De acordo com o jornal, a 23 de setembro, Álvaro Pires, então diretor financeiro da PJ — e que também terá tido obras na sua residência feitas pela Construbarcelos –, escreveu um email que já havia um orçamento para destruir tudo o que estava “em Tires e nas instalações da Polícia Marítima no Seixal”. Tratava-se de um “custo de 126.000 euros, acrescidos de IVA à taxa legal em vigor” — perfazendo os cerca de 150 mil euros (154.980 euros). O responsável avançou também, nesse email citado pelo Nascer do Sol: “Estamos a tentar encontrar uma solução mais económica para a PJ.O email dirigia-se ao então diretor nacional adjunto, Veríssimo Milhazes.

A publicação também contactou empresas especializadas na destruição de químicos para aferir o preço para destruir 62 bidões de 200 litros cada com acetato de etilo e hexano, as mesmas substâncias que foram enviadas para a Construbarcelos. Uma das empresas contactadas, a Ecodeal, entregou um orçamento de 3.150 euros por tonelada, perfazendo 38 mil euros.

Sobre o polémico atrelado utilizado para armazenar uma galera apreendida numa operação de combate ao tráfico de droga, durante a conferência de imprensa que realizou, no final de julho, Luís Neves assumiu integralmente a decisão, apesar de ter assinalado que a ideia foi de um alto quadro da PJ.

“Foi uma decisão minha e não dele. Não havia outra opção. Nas circunstâncias foi a decisão adequada e que eu voltaria hoje a tomar”, afirmou. Justificou-a como um ato de “boa” e “extraordinária gestão”, alegando que a destruição daquele material custaria cerca de 150 mil euros, verba que a PJ não tinha disponível, e que a solução adotada permitiu poupar recursos públicos.

O Nascer do Sol avança ainda que os bidões com produtos químicos apreendidos em Barcelos, no armazém do amigo de Luís Neves, estariam desselados e com evidências de terem sido utilizados.

Adicionalmente, a CNN/TVI noticiou, na quinta-feira à noite, que o ministro da Administração Interna está a usar fora de serviço um Volkswagen Golf GTD que pertence ao parque de veículos apreendidos da Polícia Judiciária (PJ). Luís Neves, depois de ser nomeado para o Governo, pediu para continuar a utilizar a viatura em regime de comodato, mantendo-a à sua disposição mesmo fora do horário de serviço.

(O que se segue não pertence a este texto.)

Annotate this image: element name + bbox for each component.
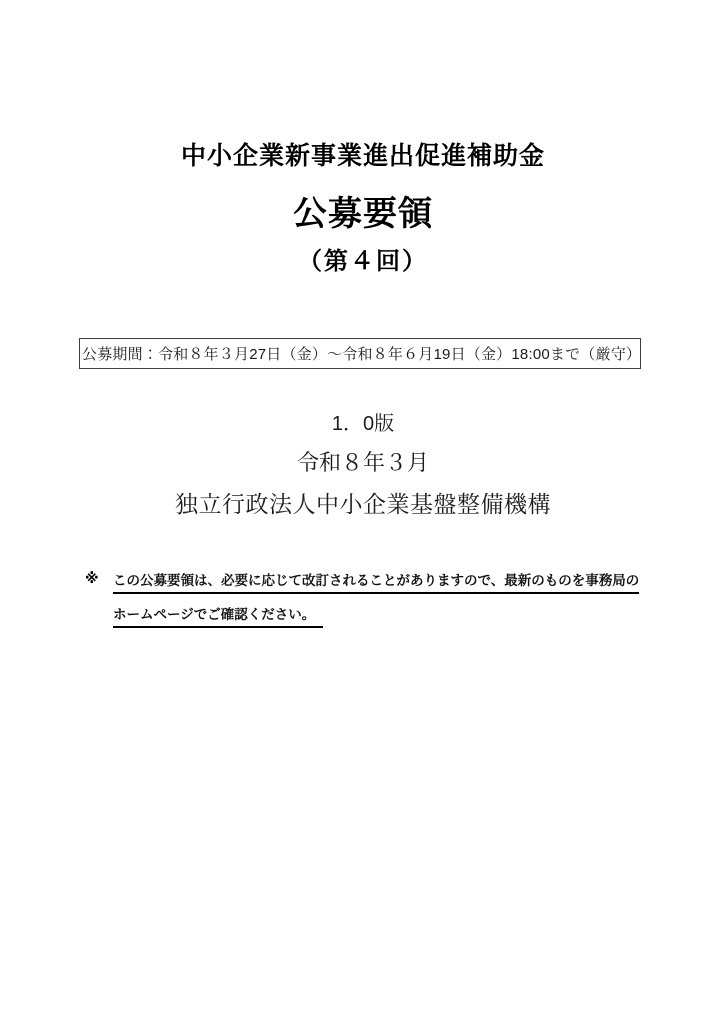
organization-name: 独立行政法人中小企業基盤整備機構 — [6, 486, 720, 519]
revision-note: ※ この公募要領は、必要に応じて改訂されることがありますので、最新のものを事務局… — [85, 569, 639, 628]
version-label: 1．0版 — [6, 407, 720, 436]
note-line-1: この公募要領は、必要に応じて改訂されることがありますので、最新のものを事務局の — [113, 569, 639, 594]
application-period-box: 公募期間：令和８年３月27日（金）～令和８年６月19日（金）18:00まで（厳守… — [79, 338, 641, 369]
document-page: 中小企業新事業進出促進補助金 公募要領 （第４回） 公募期間：令和８年３月27日… — [0, 0, 724, 1024]
document-round-number: （第４回） — [6, 241, 720, 276]
note-text-block: この公募要領は、必要に応じて改訂されることがありますので、最新のものを事務局の … — [113, 569, 639, 628]
document-subtitle: 公募要領 — [6, 186, 720, 235]
note-line-2: ホームページでご確認ください。 — [113, 603, 323, 628]
issue-date: 令和８年３月 — [6, 446, 720, 477]
note-reference-mark: ※ — [85, 569, 113, 587]
document-title: 中小企業新事業進出促進補助金 — [6, 136, 720, 172]
application-period-text: 公募期間：令和８年３月27日（金）～令和８年６月19日（金）18:00まで（厳守… — [80, 343, 641, 364]
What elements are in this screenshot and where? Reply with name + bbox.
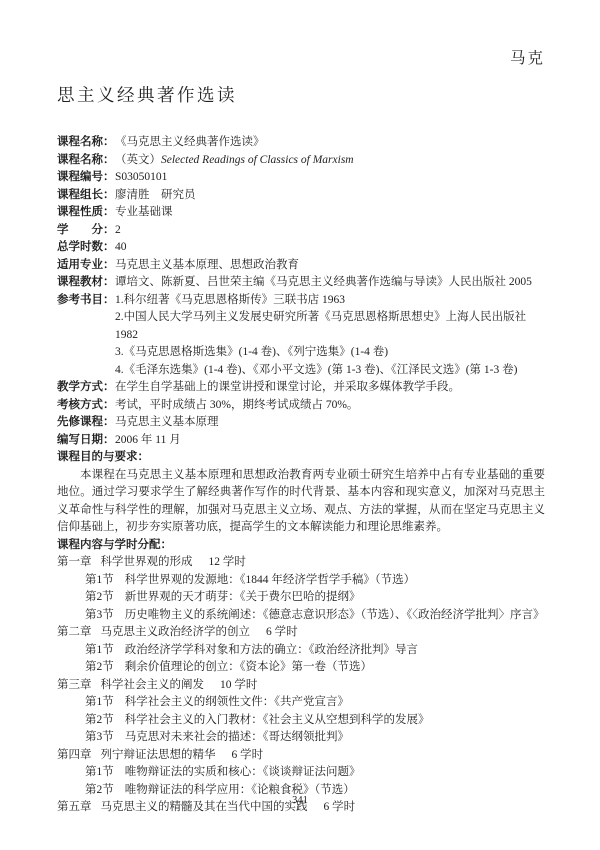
field-value-prefix: （英文） <box>115 154 161 166</box>
field-value: 40 <box>115 239 545 257</box>
chapter-3: 第三章科学社会主义的阐发10 学时 <box>57 677 545 695</box>
document-page: 马克 思主义经典著作选读 课程名称： 《马克思主义经典著作选读》 课程名称： （… <box>0 0 600 850</box>
field-value: 2006 年 11 月 <box>115 432 545 450</box>
field-written-date: 编写日期： 2006 年 11 月 <box>57 432 545 450</box>
field-label: 课程名称： <box>57 134 115 152</box>
chapter-title: 马克思主义政治经济学的创立 <box>101 626 251 638</box>
field-value: 廖清胜 研究员 <box>115 187 545 205</box>
field-label: 课程性质： <box>57 204 115 222</box>
page-number: 341 <box>0 792 600 810</box>
field-label: 学 分： <box>57 222 115 240</box>
course-info-fields: 课程名称： 《马克思主义经典著作选读》 课程名称： （英文）Selected R… <box>57 134 545 449</box>
chapter-number: 第一章 <box>57 556 92 568</box>
field-label: 总学时数： <box>57 239 115 257</box>
section-number: 第2节 <box>85 591 114 603</box>
field-reference-books-line2: 2.中国人民大学马列主义发展史研究所著《马克思恩格斯思想史》上海人民出版社 19… <box>57 309 545 344</box>
section-number: 第3节 <box>85 609 114 621</box>
field-label: 参考书目： <box>57 292 115 310</box>
field-total-hours: 总学时数： 40 <box>57 239 545 257</box>
field-label: 课程教材： <box>57 274 115 292</box>
chapter-3-section-1: 第1节科学社会主义的纲领性文件：《共产党宣言》 <box>57 694 545 712</box>
field-value: 4.《毛泽东选集》(1-4 卷)、《邓小平文选》(第 1-3 卷)、《江泽民文选… <box>115 362 545 380</box>
chapter-hours: 10 学时 <box>220 679 257 691</box>
field-value: 在学生自学基础上的课堂讲授和课堂讨论，并采取多媒体教学手段。 <box>115 379 545 397</box>
section-number: 第1节 <box>85 696 114 708</box>
chapter-title: 科学社会主义的阐发 <box>101 679 205 691</box>
chapter-1-section-3: 第3节历史唯物主义的系统阐述：《德意志意识形态》（节选）、《〈政治经济学批判〉序… <box>57 607 545 625</box>
field-applicable-majors: 适用专业： 马克思主义基本原理、思想政治教育 <box>57 257 545 275</box>
section-text: 剩余价值理论的创立：《资本论》第一卷（节选） <box>125 661 372 673</box>
chapter-4-section-1: 第1节唯物辩证法的实质和核心：《谈谈辩证法问题》 <box>57 764 545 782</box>
chapter-3-section-2: 第2节科学社会主义的入门教材：《社会主义从空想到科学的发展》 <box>57 712 545 730</box>
section-number: 第2节 <box>85 661 114 673</box>
field-value: 3.《马克思恩格斯选集》(1-4 卷)、《列宁选集》(1-4 卷) <box>115 344 545 362</box>
field-value: 马克思主义基本原理 <box>115 414 545 432</box>
field-value: 马克思主义基本原理、思想政治教育 <box>115 257 545 275</box>
section-number: 第1节 <box>85 574 114 586</box>
field-label: 适用专业： <box>57 257 115 275</box>
header-carryover-text: 马克 <box>57 48 545 70</box>
field-value: 专业基础课 <box>115 204 545 222</box>
chapter-number: 第三章 <box>57 679 92 691</box>
chapter-hours: 6 学时 <box>232 749 264 761</box>
field-label: 课程组长： <box>57 187 115 205</box>
course-outline: 第一章科学世界观的形成12 学时 第1节科学世界观的发源地：《1844 年经济学… <box>57 554 545 817</box>
section-number: 第1节 <box>85 766 114 778</box>
field-label: 教学方式： <box>57 379 115 397</box>
field-course-leader: 课程组长： 廖清胜 研究员 <box>57 187 545 205</box>
chapter-2: 第二章马克思主义政治经济学的创立6 学时 <box>57 624 545 642</box>
field-prerequisite-course: 先修课程： 马克思主义基本原理 <box>57 414 545 432</box>
section-text: 政治经济学学科对象和方法的确立：《政治经济批判》导言 <box>125 644 418 656</box>
field-textbook: 课程教材： 谭培文、陈新夏、吕世荣主编《马克思主义经典著作选编与导读》人民出版社… <box>57 274 545 292</box>
field-course-type: 课程性质： 专业基础课 <box>57 204 545 222</box>
section-number: 第3节 <box>85 731 114 743</box>
field-label: 课程编号： <box>57 169 115 187</box>
section-text: 科学社会主义的纲领性文件：《共产党宣言》 <box>125 696 349 708</box>
section-number: 第2节 <box>85 714 114 726</box>
field-reference-books: 参考书目： 1.科尔纽著《马克思恩格斯传》三联书店 1963 <box>57 292 545 310</box>
field-label: 课程名称： <box>57 152 115 170</box>
chapter-2-section-1: 第1节政治经济学学科对象和方法的确立：《政治经济批判》导言 <box>57 642 545 660</box>
field-course-name-en: 课程名称： （英文）Selected Readings of Classics … <box>57 152 545 170</box>
chapter-hours: 12 学时 <box>209 556 246 568</box>
field-reference-books-line4: 4.《毛泽东选集》(1-4 卷)、《邓小平文选》(第 1-3 卷)、《江泽民文选… <box>57 362 545 380</box>
field-reference-books-line3: 3.《马克思恩格斯选集》(1-4 卷)、《列宁选集》(1-4 卷) <box>57 344 545 362</box>
field-teaching-method: 教学方式： 在学生自学基础上的课堂讲授和课堂讨论，并采取多媒体教学手段。 <box>57 379 545 397</box>
section-number: 第1节 <box>85 644 114 656</box>
page-title: 思主义经典著作选读 <box>57 83 545 107</box>
chapter-title: 列宁辩证法思想的精华 <box>101 749 216 761</box>
field-value: 《马克思主义经典著作选读》 <box>115 134 545 152</box>
chapter-number: 第四章 <box>57 749 92 761</box>
field-assessment-method: 考核方式： 考试，平时成绩占 30%，期终考试成绩占 70%。 <box>57 397 545 415</box>
chapter-1-section-1: 第1节科学世界观的发源地：《1844 年经济学哲学手稿》（节选） <box>57 572 545 590</box>
section-text: 科学社会主义的入门教材：《社会主义从空想到科学的发展》 <box>125 714 430 726</box>
field-value: 2 <box>115 222 545 240</box>
objectives-heading: 课程目的与要求： <box>57 449 545 467</box>
field-value: 谭培文、陈新夏、吕世荣主编《马克思主义经典著作选编与导读》人民出版社 2005 <box>115 274 545 292</box>
field-value: 1.科尔纽著《马克思恩格斯传》三联书店 1963 <box>115 292 545 310</box>
chapter-1: 第一章科学世界观的形成12 学时 <box>57 554 545 572</box>
field-credits: 学 分： 2 <box>57 222 545 240</box>
field-value: 2.中国人民大学马列主义发展史研究所著《马克思恩格斯思想史》上海人民出版社 19… <box>115 309 545 344</box>
section-text: 马克思对未来社会的描述：《哥达纲领批判》 <box>125 731 349 743</box>
section-text: 科学世界观的发源地：《1844 年经济学哲学手稿》（节选） <box>125 574 415 586</box>
chapter-title: 科学世界观的形成 <box>101 556 193 568</box>
field-course-name-cn: 课程名称： 《马克思主义经典著作选读》 <box>57 134 545 152</box>
content-heading: 课程内容与学时分配： <box>57 537 545 555</box>
chapter-3-section-3: 第3节马克思对未来社会的描述：《哥达纲领批判》 <box>57 729 545 747</box>
field-course-number: 课程编号： S03050101 <box>57 169 545 187</box>
field-label: 考核方式： <box>57 397 115 415</box>
field-value: S03050101 <box>115 169 545 187</box>
section-text: 历史唯物主义的系统阐述：《德意志意识形态》（节选）、《〈政治经济学批判〉序言》 <box>125 609 545 621</box>
field-value: （英文）Selected Readings of Classics of Mar… <box>115 152 545 170</box>
field-value-english: Selected Readings of Classics of Marxism <box>161 154 354 166</box>
section-text: 新世界观的天才萌芽：《关于费尔巴哈的提纲》 <box>125 591 361 603</box>
field-label: 先修课程： <box>57 414 115 432</box>
field-label: 编写日期： <box>57 432 115 450</box>
field-value: 考试，平时成绩占 30%，期终考试成绩占 70%。 <box>115 397 545 415</box>
chapter-1-section-2: 第2节新世界观的天才萌芽：《关于费尔巴哈的提纲》 <box>57 589 545 607</box>
chapter-number: 第二章 <box>57 626 92 638</box>
chapter-4: 第四章列宁辩证法思想的精华6 学时 <box>57 747 545 765</box>
section-text: 唯物辩证法的实质和核心：《谈谈辩证法问题》 <box>125 766 361 778</box>
objectives-paragraph: 本课程在马克思主义基本原理和思想政治教育两专业硕士研究生培养中占有专业基础的重要… <box>57 467 545 537</box>
chapter-hours: 6 学时 <box>266 626 298 638</box>
chapter-2-section-2: 第2节剩余价值理论的创立：《资本论》第一卷（节选） <box>57 659 545 677</box>
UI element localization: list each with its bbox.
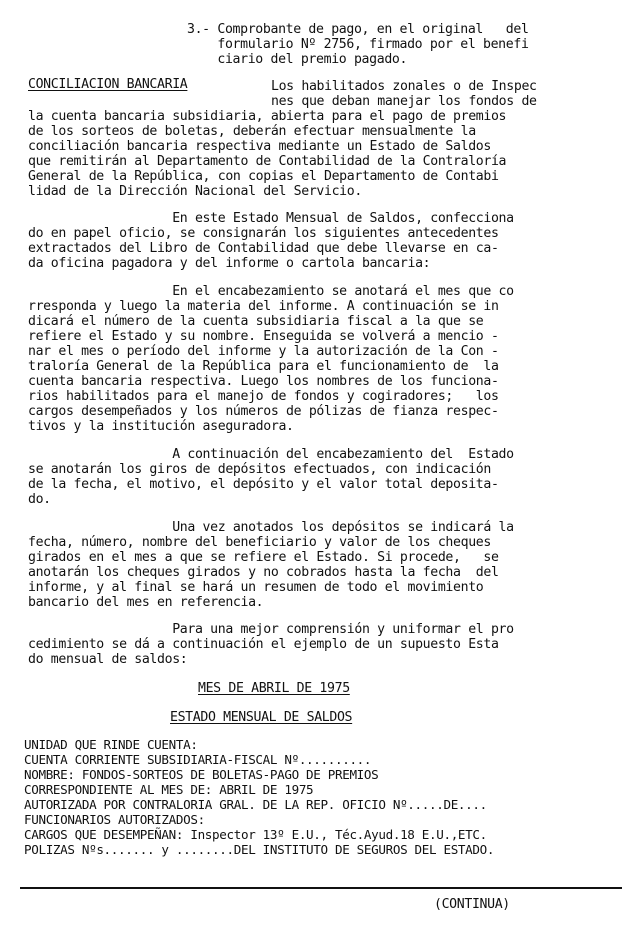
text-line: rresponda y luego la materia del informe…	[28, 299, 499, 314]
text-line: extractados del Libro de Contabilidad qu…	[28, 241, 499, 256]
text-line: girados en el mes a que se refiere el Es…	[28, 550, 499, 565]
text-line: conciliación bancaria respectiva mediant…	[28, 139, 491, 154]
text-line: 3.- Comprobante de pago, en el original …	[187, 22, 529, 37]
text-line: la cuenta bancaria subsidiaria, abierta …	[28, 109, 506, 124]
example-title-estado: ESTADO MENSUAL DE SALDOS	[170, 710, 352, 725]
form-line: FUNCIONARIOS AUTORIZADOS:	[24, 812, 205, 827]
text-line: En este Estado Mensual de Saldos, confec…	[28, 211, 514, 226]
text-line: tivos y la institución aseguradora.	[28, 419, 294, 434]
text-line: informe, y al final se hará un resumen d…	[28, 580, 483, 595]
example-title-month: MES DE ABRIL DE 1975	[198, 681, 350, 696]
text-line: En el encabezamiento se anotará el mes q…	[28, 284, 514, 299]
text-line: se anotarán los giros de depósitos efect…	[28, 462, 491, 477]
text-line: dicará el número de la cuenta subsidiari…	[28, 314, 483, 329]
text-line: Una vez anotados los depósitos se indica…	[28, 520, 514, 535]
form-line: NOMBRE: FONDOS-SORTEOS DE BOLETAS-PAGO D…	[24, 767, 378, 782]
text-line: do en papel oficio, se consignarán los s…	[28, 226, 499, 241]
text-line: A continuación del encabezamiento del Es…	[28, 447, 514, 462]
form-line: POLIZAS Nºs....... y ........DEL INSTITU…	[24, 842, 494, 857]
section-heading: CONCILIACION BANCARIA	[28, 77, 187, 92]
text-line: formulario Nº 2756, firmado por el benef…	[187, 37, 529, 52]
text-line: cargos desempeñados y los números de pól…	[28, 404, 499, 419]
text-line: de la fecha, el motivo, el depósito y el…	[28, 477, 499, 492]
continua-label: (CONTINUA)	[434, 897, 510, 912]
text-line: rios habilitados para el manejo de fondo…	[28, 389, 499, 404]
form-line: CUENTA CORRIENTE SUBSIDIARIA-FISCAL Nº..…	[24, 752, 371, 767]
text-line: General de la República, con copias el D…	[28, 169, 499, 184]
text-line: do.	[28, 492, 51, 507]
text-line: ciario del premio pagado.	[187, 52, 407, 67]
text-line: fecha, número, nombre del beneficiario y…	[28, 535, 491, 550]
form-line: AUTORIZADA POR CONTRALORIA GRAL. DE LA R…	[24, 797, 487, 812]
text-line: lidad de la Dirección Nacional del Servi…	[28, 184, 362, 199]
form-line: CARGOS QUE DESEMPEÑAN: Inspector 13º E.U…	[24, 827, 487, 842]
document-page: 3.- Comprobante de pago, en el original …	[0, 0, 630, 943]
text-line: bancario del mes en referencia.	[28, 595, 263, 610]
text-line: cedimiento se dá a continuación el ejemp…	[28, 637, 499, 652]
text-line: traloría General de la República para el…	[28, 359, 499, 374]
text-line: Para una mejor comprensión y uniformar e…	[28, 622, 514, 637]
text-line: do mensual de saldos:	[28, 652, 187, 667]
text-line: que remitirán al Departamento de Contabi…	[28, 154, 506, 169]
text-line: Los habilitados zonales o de Inspec	[271, 79, 537, 94]
text-line: da oficina pagadora y del informe o cart…	[28, 256, 430, 271]
form-line: UNIDAD QUE RINDE CUENTA:	[24, 737, 198, 752]
text-line: nes que deban manejar los fondos de	[271, 94, 537, 109]
text-line: refiere el Estado y su nombre. Enseguida…	[28, 329, 499, 344]
form-line: CORRESPONDIENTE AL MES DE: ABRIL DE 1975	[24, 782, 313, 797]
text-line: anotarán los cheques girados y no cobrad…	[28, 565, 499, 580]
text-line: nar el mes o período del informe y la au…	[28, 344, 499, 359]
text-line: cuenta bancaria respectiva. Luego los no…	[28, 374, 499, 389]
horizontal-divider	[20, 887, 622, 889]
text-line: de los sorteos de boletas, deberán efect…	[28, 124, 476, 139]
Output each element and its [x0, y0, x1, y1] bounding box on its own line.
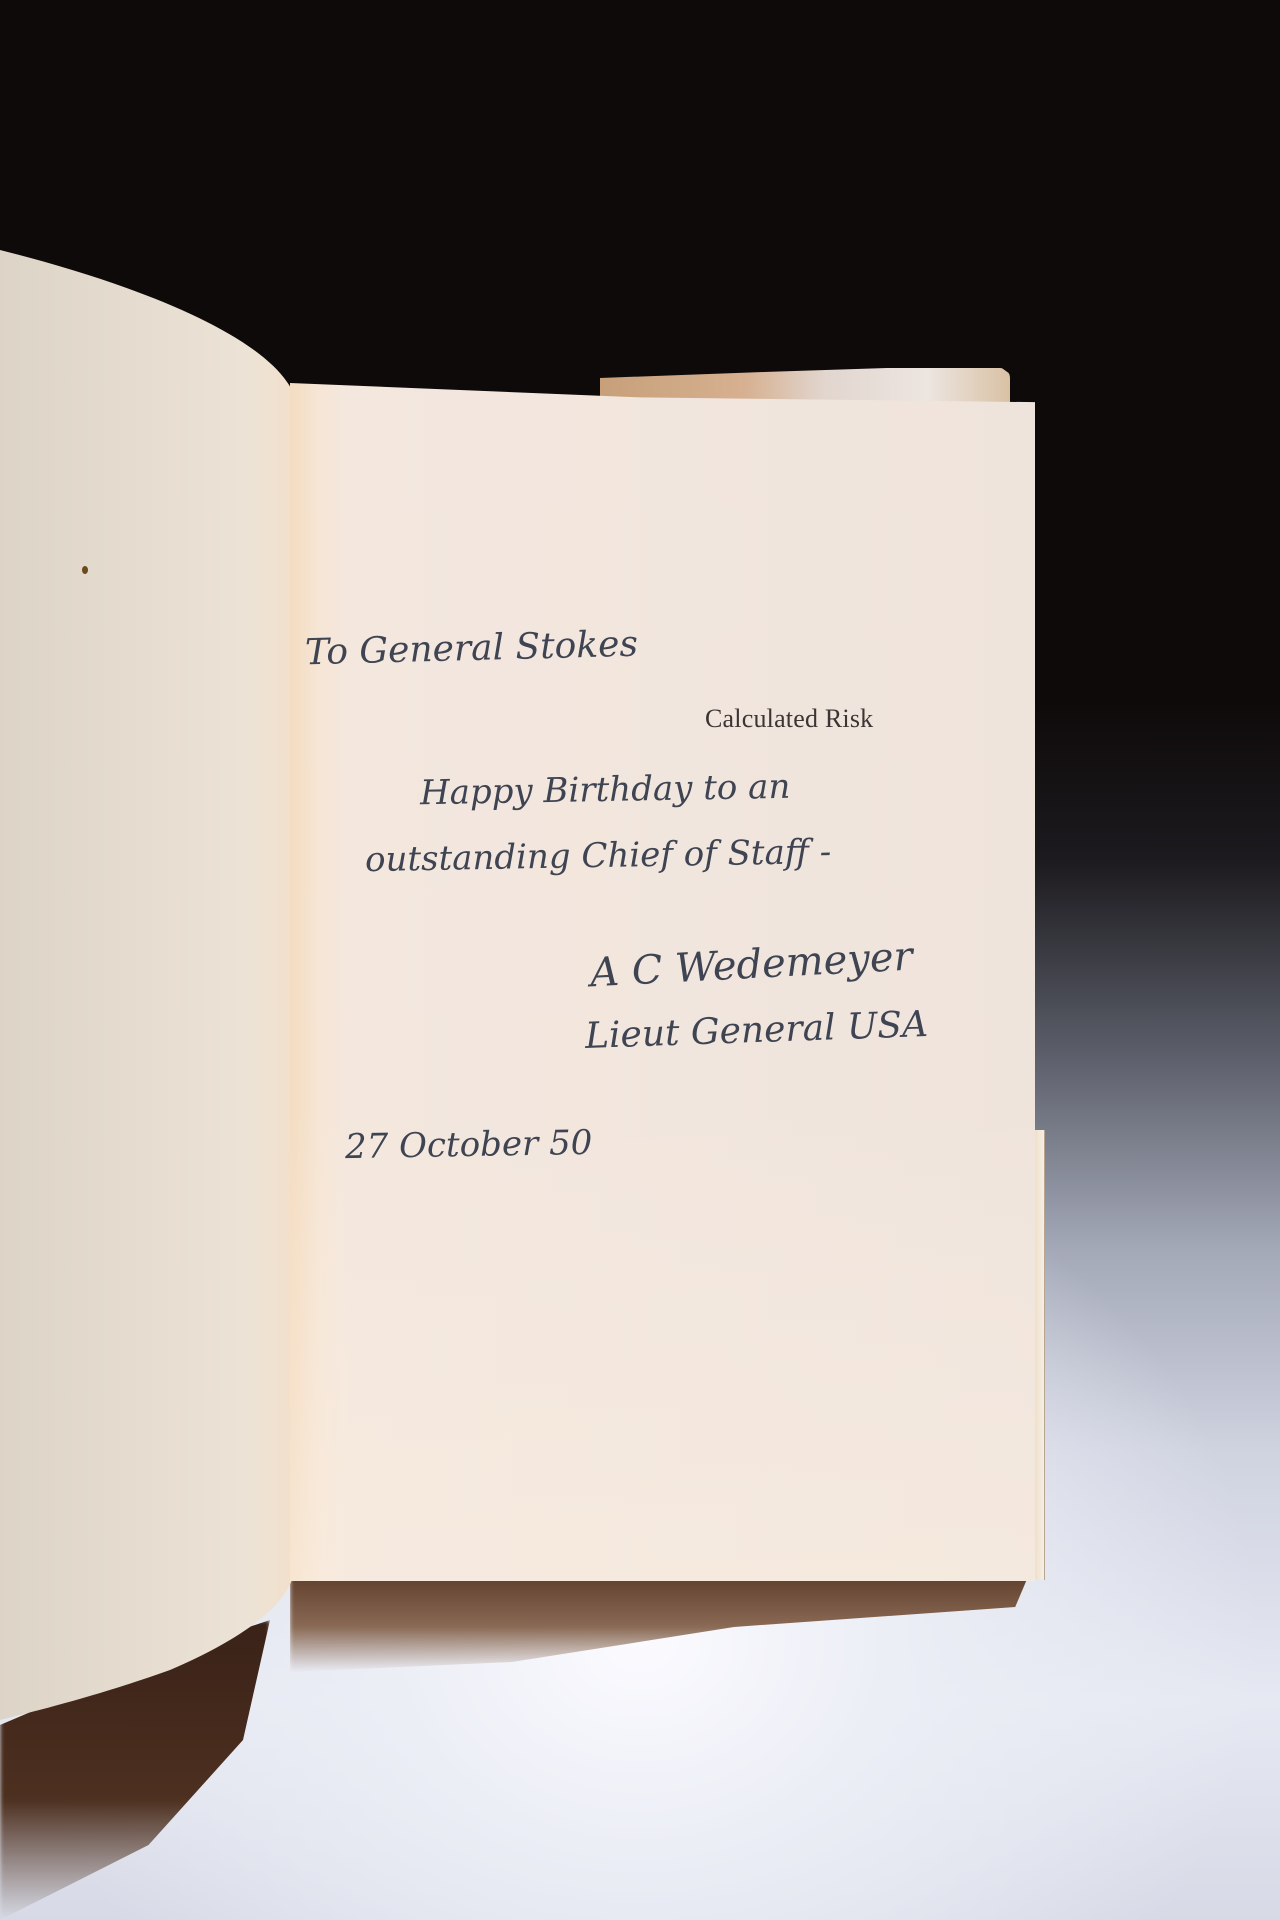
inscription-line-1: Happy Birthday to an [420, 767, 791, 813]
printed-book-title: Calculated Risk [705, 704, 873, 734]
inscription-salutation: To General Stokes [305, 624, 639, 674]
foxing-spot [82, 566, 88, 574]
page-block-edge [1035, 1130, 1045, 1580]
left-page [0, 250, 292, 1720]
inscription-date: 27 October 50 [345, 1123, 593, 1167]
inscription-line-2: outstanding Chief of Staff - [365, 832, 832, 880]
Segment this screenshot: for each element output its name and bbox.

A justificação apresentada pelo ministro é a necessidade de ter uma viatura disponível para poder responder rapidamente em caso de emergência. Contudo, de acordo com a TVI/CNN Portugal, Luís Neves está classificado com grau 3 de ameaça pública, numa escala de zero a cinco. A avaliação implica regras específicas relativamente às condições de segurança e às deslocações do governante.